Now back to the second question – are we in an asset bubble today?  The hallmark of an asset bubble is an attempt by investors to allocate a greater portion of their wealth away from Ma balances.  Basically an asset bubble is marked by a declining cash allocation.  The next two charts show Ma balances as percent of total household wealth and the total value of US equities.

 Chart 2 (Source: St. Louis Fed)

Chart 3 (Source: St. Louis Fed)

The bars on the graph represent Ma balances as a percent of the respective asset group, which can be used as proxy for investors' allocation in cash.  There is no observable decline in cash allocation which would suggest that we are not in a bubble, at least not yet.  Early in 2011, it appeared as though cash allocation had reached a peak only to suffer a marked rise in Q3-2011 most likely as a result of the debt ceiling fight in Congress.

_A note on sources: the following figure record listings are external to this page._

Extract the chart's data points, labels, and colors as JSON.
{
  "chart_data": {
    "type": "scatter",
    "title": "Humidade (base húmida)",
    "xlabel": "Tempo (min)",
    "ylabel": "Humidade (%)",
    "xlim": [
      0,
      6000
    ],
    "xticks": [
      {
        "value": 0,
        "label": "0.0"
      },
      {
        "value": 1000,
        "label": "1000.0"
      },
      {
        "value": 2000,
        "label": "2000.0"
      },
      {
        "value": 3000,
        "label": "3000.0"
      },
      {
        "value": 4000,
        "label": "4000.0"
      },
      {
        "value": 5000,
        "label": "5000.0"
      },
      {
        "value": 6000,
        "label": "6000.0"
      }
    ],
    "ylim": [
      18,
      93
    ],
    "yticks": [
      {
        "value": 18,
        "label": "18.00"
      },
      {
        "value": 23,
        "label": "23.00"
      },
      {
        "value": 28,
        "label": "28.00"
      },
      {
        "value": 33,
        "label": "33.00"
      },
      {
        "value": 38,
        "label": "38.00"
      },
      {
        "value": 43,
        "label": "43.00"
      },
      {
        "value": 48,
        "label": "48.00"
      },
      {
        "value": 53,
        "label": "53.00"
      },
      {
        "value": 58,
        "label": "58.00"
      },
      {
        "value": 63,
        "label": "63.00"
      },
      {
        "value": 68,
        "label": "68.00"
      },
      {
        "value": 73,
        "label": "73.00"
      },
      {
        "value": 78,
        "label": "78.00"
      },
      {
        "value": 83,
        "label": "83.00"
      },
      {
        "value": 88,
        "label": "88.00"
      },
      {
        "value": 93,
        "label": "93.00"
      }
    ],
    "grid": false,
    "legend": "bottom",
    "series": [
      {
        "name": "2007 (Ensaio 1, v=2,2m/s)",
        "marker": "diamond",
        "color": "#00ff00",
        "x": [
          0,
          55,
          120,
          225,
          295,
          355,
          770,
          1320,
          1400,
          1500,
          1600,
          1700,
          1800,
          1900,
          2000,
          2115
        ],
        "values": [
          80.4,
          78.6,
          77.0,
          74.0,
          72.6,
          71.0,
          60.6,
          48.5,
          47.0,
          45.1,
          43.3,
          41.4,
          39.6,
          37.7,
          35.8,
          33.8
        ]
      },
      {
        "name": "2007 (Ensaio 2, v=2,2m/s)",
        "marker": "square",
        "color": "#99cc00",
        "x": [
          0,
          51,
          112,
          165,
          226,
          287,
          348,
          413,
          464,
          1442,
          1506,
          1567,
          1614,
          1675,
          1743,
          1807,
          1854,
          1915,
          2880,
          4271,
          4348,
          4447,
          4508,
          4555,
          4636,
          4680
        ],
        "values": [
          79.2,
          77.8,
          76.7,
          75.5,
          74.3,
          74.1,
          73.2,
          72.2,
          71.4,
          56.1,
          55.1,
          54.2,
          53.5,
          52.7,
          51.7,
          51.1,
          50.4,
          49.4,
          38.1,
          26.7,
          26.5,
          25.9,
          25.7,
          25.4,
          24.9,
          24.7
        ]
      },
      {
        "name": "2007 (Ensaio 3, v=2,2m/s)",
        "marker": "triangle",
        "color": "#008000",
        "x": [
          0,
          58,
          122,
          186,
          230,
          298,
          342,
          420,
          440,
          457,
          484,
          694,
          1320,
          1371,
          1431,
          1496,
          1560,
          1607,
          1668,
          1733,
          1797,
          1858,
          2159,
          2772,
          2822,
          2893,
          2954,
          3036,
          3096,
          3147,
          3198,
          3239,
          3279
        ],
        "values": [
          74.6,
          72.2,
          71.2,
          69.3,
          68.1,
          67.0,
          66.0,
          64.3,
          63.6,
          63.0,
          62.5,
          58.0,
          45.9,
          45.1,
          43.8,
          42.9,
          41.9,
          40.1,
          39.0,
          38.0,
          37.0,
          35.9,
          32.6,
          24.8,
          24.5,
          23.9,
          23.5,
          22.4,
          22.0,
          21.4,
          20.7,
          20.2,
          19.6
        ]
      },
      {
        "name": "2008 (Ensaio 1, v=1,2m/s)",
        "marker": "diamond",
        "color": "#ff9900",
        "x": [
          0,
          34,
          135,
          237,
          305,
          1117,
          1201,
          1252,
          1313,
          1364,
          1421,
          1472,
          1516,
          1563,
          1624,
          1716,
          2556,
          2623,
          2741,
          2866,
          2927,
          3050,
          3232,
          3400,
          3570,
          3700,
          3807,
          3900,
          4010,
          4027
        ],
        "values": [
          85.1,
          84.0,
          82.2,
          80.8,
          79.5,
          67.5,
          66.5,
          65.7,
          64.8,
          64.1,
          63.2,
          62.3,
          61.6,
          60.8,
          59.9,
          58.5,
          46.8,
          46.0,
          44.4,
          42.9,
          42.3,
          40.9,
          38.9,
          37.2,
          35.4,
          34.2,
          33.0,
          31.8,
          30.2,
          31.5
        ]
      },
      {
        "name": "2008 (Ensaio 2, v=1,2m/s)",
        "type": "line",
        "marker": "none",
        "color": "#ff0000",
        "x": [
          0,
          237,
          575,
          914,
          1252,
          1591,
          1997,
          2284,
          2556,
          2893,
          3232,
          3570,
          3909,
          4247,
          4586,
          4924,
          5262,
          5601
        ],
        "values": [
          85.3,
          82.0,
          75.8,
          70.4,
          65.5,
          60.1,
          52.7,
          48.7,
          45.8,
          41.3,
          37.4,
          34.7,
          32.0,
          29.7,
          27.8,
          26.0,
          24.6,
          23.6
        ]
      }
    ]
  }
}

A sustained flattening or even a decline in cash allocation would suggest that investors' appetite for cash has finally been satisfied.  If the Fed continues to pump money after that point, any excess cash will be plowed into assets giving rise to another bubble.  To illustrate that point, the dashed line assumes that the peak in cash allocation occurred in Q4-2012 and shows asset levels without QE.  Of course, this all speculative.  At this point, it appears too early to tell whether we are past that point.  I will continue to update and share these charts as the Fed releases more data.

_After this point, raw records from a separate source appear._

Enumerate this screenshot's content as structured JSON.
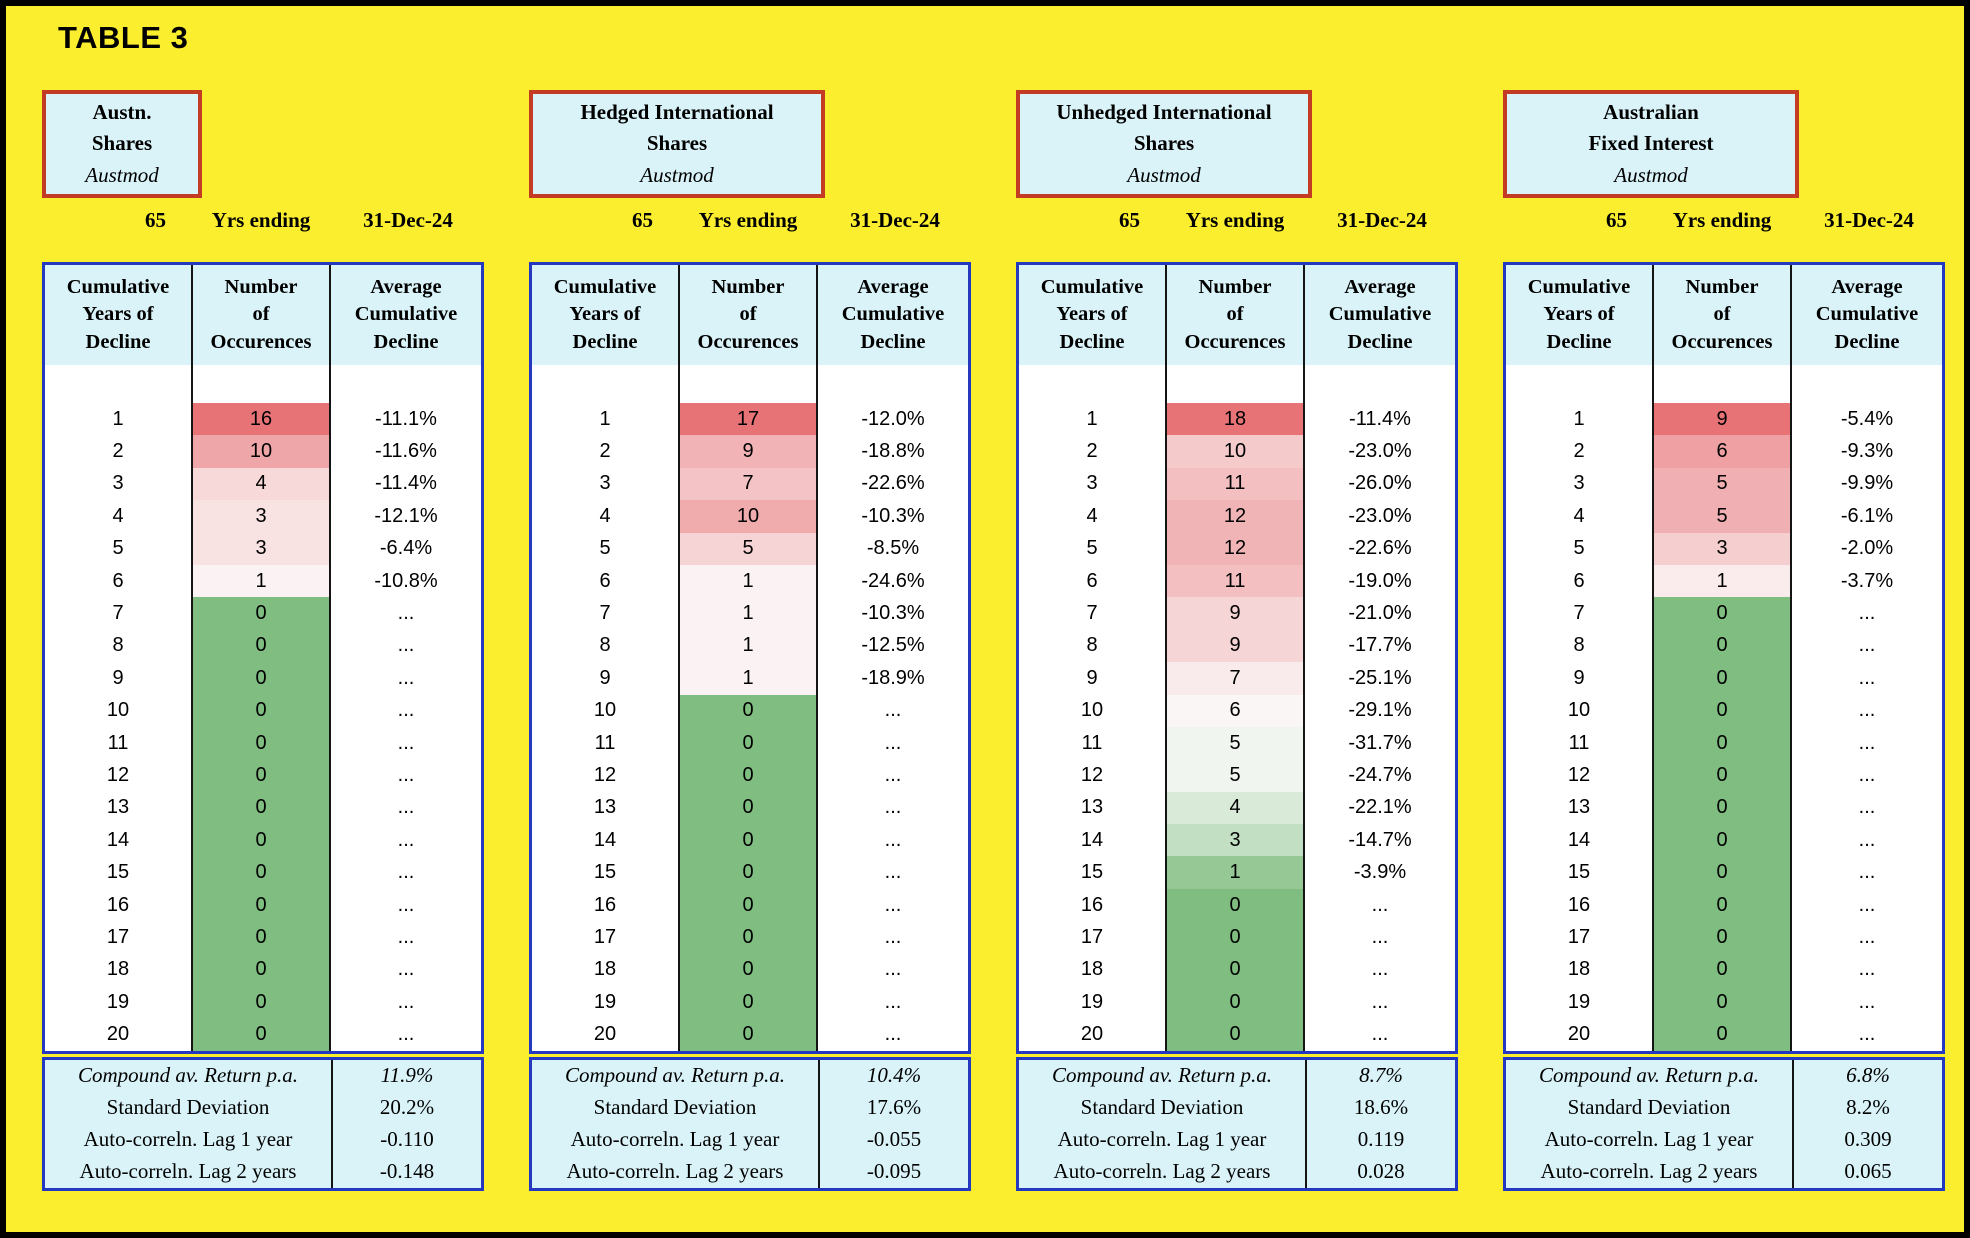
{
  "title": "TABLE 3",
  "period": {
    "years": "65",
    "label": "Yrs ending",
    "end_date": "31-Dec-24"
  },
  "column_headers": [
    [
      "Cumulative",
      "Years of",
      "Decline"
    ],
    [
      "Number",
      "of",
      "Occurences"
    ],
    [
      "Average",
      "Cumulative",
      "Decline"
    ]
  ],
  "footer_labels": [
    "Compound av. Return p.a.",
    "Standard Deviation",
    "Auto-correln. Lag 1 year",
    "Auto-correln. Lag 2 years"
  ],
  "colors": {
    "background_yellow": "#FBEE2F",
    "panel_fill_cyan": "#D9F3F8",
    "header_box_border_red": "#C23B22",
    "table_border_blue": "#2438C0",
    "grid_line_black": "#141414",
    "scale_high_red": "#E77377",
    "scale_mid_white": "#FCFBFB",
    "scale_low_green": "#7FBD80"
  },
  "chart_data": [
    {
      "type": "table",
      "name_lines": [
        "Austn.",
        "Shares"
      ],
      "subtitle": "Austmod",
      "period": "65 Yrs ending 31-Dec-24",
      "columns": [
        "Cumulative Years of Decline",
        "Number of Occurences",
        "Average Cumulative Decline"
      ],
      "cumulative_years": [
        1,
        2,
        3,
        4,
        5,
        6,
        7,
        8,
        9,
        10,
        11,
        12,
        13,
        14,
        15,
        16,
        17,
        18,
        19,
        20
      ],
      "occurrences": [
        16,
        10,
        4,
        3,
        3,
        1,
        0,
        0,
        0,
        0,
        0,
        0,
        0,
        0,
        0,
        0,
        0,
        0,
        0,
        0
      ],
      "avg_cumulative_decline": [
        "-11.1%",
        "-11.6%",
        "-11.4%",
        "-12.1%",
        "-6.4%",
        "-10.8%",
        "...",
        "...",
        "...",
        "...",
        "...",
        "...",
        "...",
        "...",
        "...",
        "...",
        "...",
        "...",
        "...",
        "..."
      ],
      "stats": {
        "compound_av_return_pa": "11.9%",
        "standard_deviation": "20.2%",
        "auto_correln_lag_1_year": "-0.110",
        "auto_correln_lag_2_years": "-0.148"
      }
    },
    {
      "type": "table",
      "name_lines": [
        "Hedged International",
        "Shares"
      ],
      "subtitle": "Austmod",
      "period": "65 Yrs ending 31-Dec-24",
      "columns": [
        "Cumulative Years of Decline",
        "Number of Occurences",
        "Average Cumulative Decline"
      ],
      "cumulative_years": [
        1,
        2,
        3,
        4,
        5,
        6,
        7,
        8,
        9,
        10,
        11,
        12,
        13,
        14,
        15,
        16,
        17,
        18,
        19,
        20
      ],
      "occurrences": [
        17,
        9,
        7,
        10,
        5,
        1,
        1,
        1,
        1,
        0,
        0,
        0,
        0,
        0,
        0,
        0,
        0,
        0,
        0,
        0
      ],
      "avg_cumulative_decline": [
        "-12.0%",
        "-18.8%",
        "-22.6%",
        "-10.3%",
        "-8.5%",
        "-24.6%",
        "-10.3%",
        "-12.5%",
        "-18.9%",
        "...",
        "...",
        "...",
        "...",
        "...",
        "...",
        "...",
        "...",
        "...",
        "...",
        "..."
      ],
      "stats": {
        "compound_av_return_pa": "10.4%",
        "standard_deviation": "17.6%",
        "auto_correln_lag_1_year": "-0.055",
        "auto_correln_lag_2_years": "-0.095"
      }
    },
    {
      "type": "table",
      "name_lines": [
        "Unhedged International",
        "Shares"
      ],
      "subtitle": "Austmod",
      "period": "65 Yrs ending 31-Dec-24",
      "columns": [
        "Cumulative Years of Decline",
        "Number of Occurences",
        "Average Cumulative Decline"
      ],
      "cumulative_years": [
        1,
        2,
        3,
        4,
        5,
        6,
        7,
        8,
        9,
        10,
        11,
        12,
        13,
        14,
        15,
        16,
        17,
        18,
        19,
        20
      ],
      "occurrences": [
        18,
        10,
        11,
        12,
        12,
        11,
        9,
        9,
        7,
        6,
        5,
        5,
        4,
        3,
        1,
        0,
        0,
        0,
        0,
        0
      ],
      "avg_cumulative_decline": [
        "-11.4%",
        "-23.0%",
        "-26.0%",
        "-23.0%",
        "-22.6%",
        "-19.0%",
        "-21.0%",
        "-17.7%",
        "-25.1%",
        "-29.1%",
        "-31.7%",
        "-24.7%",
        "-22.1%",
        "-14.7%",
        "-3.9%",
        "...",
        "...",
        "...",
        "...",
        "..."
      ],
      "stats": {
        "compound_av_return_pa": "8.7%",
        "standard_deviation": "18.6%",
        "auto_correln_lag_1_year": "0.119",
        "auto_correln_lag_2_years": "0.028"
      }
    },
    {
      "type": "table",
      "name_lines": [
        "Australian",
        "Fixed Interest"
      ],
      "subtitle": "Austmod",
      "period": "65 Yrs ending 31-Dec-24",
      "columns": [
        "Cumulative Years of Decline",
        "Number of Occurences",
        "Average Cumulative Decline"
      ],
      "cumulative_years": [
        1,
        2,
        3,
        4,
        5,
        6,
        7,
        8,
        9,
        10,
        11,
        12,
        13,
        14,
        15,
        16,
        17,
        18,
        19,
        20
      ],
      "occurrences": [
        9,
        6,
        5,
        5,
        3,
        1,
        0,
        0,
        0,
        0,
        0,
        0,
        0,
        0,
        0,
        0,
        0,
        0,
        0,
        0
      ],
      "avg_cumulative_decline": [
        "-5.4%",
        "-9.3%",
        "-9.9%",
        "-6.1%",
        "-2.0%",
        "-3.7%",
        "...",
        "...",
        "...",
        "...",
        "...",
        "...",
        "...",
        "...",
        "...",
        "...",
        "...",
        "...",
        "...",
        "..."
      ],
      "stats": {
        "compound_av_return_pa": "6.8%",
        "standard_deviation": "8.2%",
        "auto_correln_lag_1_year": "0.309",
        "auto_correln_lag_2_years": "0.065"
      }
    }
  ]
}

The important thing to take away is that the potential for another bubble is there, but nothing is assured.  We could be in an extended period of elevated demand for money; however, the risk remains that as soon as investors and corporations begin to allocate away from cash, asset prices will once again enter into bubble territory.  If history is any guide, the Fed will not tighten monetary policy timely out of fear of hurting the real economy.  The most important question still remains.  What will people do with the excess money printed by the Fed would they continue to sit on it, would they spend and invest in the real economy or are we in for another boom and bust cycle?